Tuesday, July 28, 2009

Miami Herald 'misleading' its readers?

Jim Savage

Is The Herald "misleading" its readers?

That's what one former Miami Herald editor says about the paper's recent obfuscation of the facts surrounding the complaint lodged against Herald Guantanamo reporter Carol Rosenberg by a navy commander.

Broward-Palm Beach New Times blogger Bob Norman reports that former Herald investigations editor Jim Savage has posted a scathing broadside regarding the paper's lack of a full accounting on the Rosenberg story on a Herald alumni email chain:
I thought it was appalling that The Herald's brief story headlined "Reporter Accused of Sexual Harassment" did not even attempt to provide a response from Carol Rosenberg. And worse, it never described the accusations, which, in my opinion, involve language issues, not sexual harassment.

A number of women have been accused in the past of sexual harassment, using their positions to seek sexual favors from fellow workers, men and women.

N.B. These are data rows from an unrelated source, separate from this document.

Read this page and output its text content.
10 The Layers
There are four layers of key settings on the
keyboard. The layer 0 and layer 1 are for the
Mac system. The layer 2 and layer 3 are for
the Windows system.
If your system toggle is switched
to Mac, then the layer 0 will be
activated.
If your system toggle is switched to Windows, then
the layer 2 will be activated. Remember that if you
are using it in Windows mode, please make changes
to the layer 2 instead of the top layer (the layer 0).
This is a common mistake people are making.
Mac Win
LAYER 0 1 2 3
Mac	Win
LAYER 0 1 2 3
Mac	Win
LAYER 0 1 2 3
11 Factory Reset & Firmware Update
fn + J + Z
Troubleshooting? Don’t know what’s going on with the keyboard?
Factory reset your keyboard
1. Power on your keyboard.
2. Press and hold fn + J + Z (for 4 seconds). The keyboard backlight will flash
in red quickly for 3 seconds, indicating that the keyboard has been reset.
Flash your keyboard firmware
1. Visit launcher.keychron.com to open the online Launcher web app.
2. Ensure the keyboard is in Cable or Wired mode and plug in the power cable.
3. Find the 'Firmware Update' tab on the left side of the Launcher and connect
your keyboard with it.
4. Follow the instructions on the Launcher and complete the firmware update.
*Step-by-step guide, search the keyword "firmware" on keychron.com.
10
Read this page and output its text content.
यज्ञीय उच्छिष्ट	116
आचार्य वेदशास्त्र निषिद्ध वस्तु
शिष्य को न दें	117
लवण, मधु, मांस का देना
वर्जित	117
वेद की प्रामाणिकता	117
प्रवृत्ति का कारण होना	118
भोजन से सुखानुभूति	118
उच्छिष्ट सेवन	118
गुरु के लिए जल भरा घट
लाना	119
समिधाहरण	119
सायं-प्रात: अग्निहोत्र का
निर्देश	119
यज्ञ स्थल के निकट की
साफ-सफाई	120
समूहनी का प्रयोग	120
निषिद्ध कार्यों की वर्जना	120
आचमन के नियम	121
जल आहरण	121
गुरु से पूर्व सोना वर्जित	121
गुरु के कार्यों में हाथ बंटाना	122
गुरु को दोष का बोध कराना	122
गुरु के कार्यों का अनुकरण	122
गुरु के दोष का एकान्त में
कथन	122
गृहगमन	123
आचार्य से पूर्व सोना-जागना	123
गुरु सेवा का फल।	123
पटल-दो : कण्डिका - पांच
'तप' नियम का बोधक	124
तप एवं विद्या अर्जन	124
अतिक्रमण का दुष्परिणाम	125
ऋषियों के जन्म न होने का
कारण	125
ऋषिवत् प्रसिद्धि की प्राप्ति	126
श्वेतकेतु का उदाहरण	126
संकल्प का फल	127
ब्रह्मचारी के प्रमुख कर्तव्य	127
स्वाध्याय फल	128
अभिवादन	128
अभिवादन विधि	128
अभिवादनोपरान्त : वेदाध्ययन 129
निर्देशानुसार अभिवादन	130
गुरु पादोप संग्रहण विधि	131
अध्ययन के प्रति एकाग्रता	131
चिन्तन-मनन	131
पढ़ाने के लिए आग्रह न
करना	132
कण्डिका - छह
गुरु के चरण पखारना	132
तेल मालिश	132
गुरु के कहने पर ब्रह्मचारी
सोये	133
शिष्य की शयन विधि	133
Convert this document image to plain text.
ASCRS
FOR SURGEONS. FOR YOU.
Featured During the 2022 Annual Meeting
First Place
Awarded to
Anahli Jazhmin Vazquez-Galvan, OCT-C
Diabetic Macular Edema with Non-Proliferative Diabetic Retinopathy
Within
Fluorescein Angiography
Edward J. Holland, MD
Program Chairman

For both men and women, sexual harassment is a very serious allegation which can destroy careers.

I fear that Herald editors panicked when they learned that the Navy's letter of complaint against Carol had been released to other media. The resulting Herald story, in my humble opinion, qualifies as the single most misleading, inaccurate and damaging story published in recent years.
(Emphasis mine.)
This is not the first time the Herald has found itself in an ethical quagmire and it's not the first time Savage has criticized his former employer.

Four years ago Savage was one of over 500 journalists who spoke out against the Herald for the firing of columnist Jim DeFede.
Jim Savage, the Herald's retired investigations editor who supervised Fiedler's Gary Hart coverage, said DeFede's conduct has to be weighed against a lack of criminal intent.

Like some others, Savage saw the firing as a rash decision in a moment of crisis.

"I would not have made such a momentous decision when they were literally cleaning up the blood from the lobby floor," Savage said.
Perhaps what the Herald needs now - more than ever - are a few more editors like Savage, and few less like current editor Anders Gyllenhaal.